The difference in the way CBO treats discretionary spending (as air traffic control spending was formerly classified), mandatory spending, and revenues lead to the seemingly large deficit figure of nearly $100 billion.
The revenue piece is easy enough: The CBO assumes that the corporation’s new user fees roughly offset the taxes that are eliminated and extends these revenue trends out in its baseline, making the revenue title effectively deficit-neutral.
Spending is where the big issue lies. Because the CBO views the corporation’s finances as on-budget, it reclassifies the corporation’s spending as mandatory, effectively constituting a mandatory spending increase of $97 billion.
This increase should be offset by a decrease in discretionary spending, as the legislation lowers future discretionary authorizations and trims the budget caps to accommodate these lower levels—similar to how the revenue pieces offset one another.
However, the CBO does not include future authorizations subject to appropriation in its score , thus making the newly reclassified mandatory spending appear to increase the deficit, when in reality it is simply replacing discretionary spending that should no longer be spent.
Even though no more money will be disbursed on air traffic control services in totality, the CBO’s base set of assumptions make the bill appear to increase the deficit because mandatory spending is reflected in the CBO score, while changes to discretionary authorizations are not.

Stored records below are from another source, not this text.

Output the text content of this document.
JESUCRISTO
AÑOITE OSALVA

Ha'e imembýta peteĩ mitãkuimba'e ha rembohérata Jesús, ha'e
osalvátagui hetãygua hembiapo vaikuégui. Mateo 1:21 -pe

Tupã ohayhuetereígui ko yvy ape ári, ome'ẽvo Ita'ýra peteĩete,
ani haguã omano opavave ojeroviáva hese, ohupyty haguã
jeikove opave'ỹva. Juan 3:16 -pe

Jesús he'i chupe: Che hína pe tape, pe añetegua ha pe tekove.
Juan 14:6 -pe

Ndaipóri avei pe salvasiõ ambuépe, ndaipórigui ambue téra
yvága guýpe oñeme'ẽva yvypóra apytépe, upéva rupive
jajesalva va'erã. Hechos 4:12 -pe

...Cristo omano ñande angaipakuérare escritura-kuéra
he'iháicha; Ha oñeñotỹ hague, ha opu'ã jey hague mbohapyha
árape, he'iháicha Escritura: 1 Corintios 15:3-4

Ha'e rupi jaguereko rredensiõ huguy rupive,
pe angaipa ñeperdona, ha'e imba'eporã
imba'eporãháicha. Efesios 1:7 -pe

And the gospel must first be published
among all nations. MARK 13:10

To fix this problem, the CBO requires future appropriations changes, which cannot be included in such an authorization bill.
This creates a Catch 22: The authorization is necessary to allow for future appropriations changes, but until there is appropriations language, the authorization appears to face a damning score.
Jeff Davis of the Eno Center for Transportation has a useful summary table explaining the components of the misleading score:
(It’s also worth noting the final deficit increase of $1.8 billion is largely due to the fact that American Air Navigation Services will be able to borrow for capital projects, thus shifting capital spending up into the short-term budget window but not meaningfully changing air traffic control capital spending in the long run).
The biggest irony lost on the detractors pointing to the CBO score is that the CBO admits this proposal will be roughly deficit-neutral once future appropriations language is passed that adheres to the authorization’s levels.
Instead of championing fiscal responsibility, detractors are deliberately using the CBO’s flawed scoring mechanism to oppose a proposal that would in fact lower federal spending. This political torturing of the scoring process is unbecoming to members of both parties and should not be used for political gain.
Common sense dictates that removing equivalent portions of taxes and spending from the budget will not meaningfully increase the deficit.
Lawmakers and their constituents should be wary of letting a misleading budget scoring process get in the way of real fiscal progress: shrinking the size and scope of the federal government.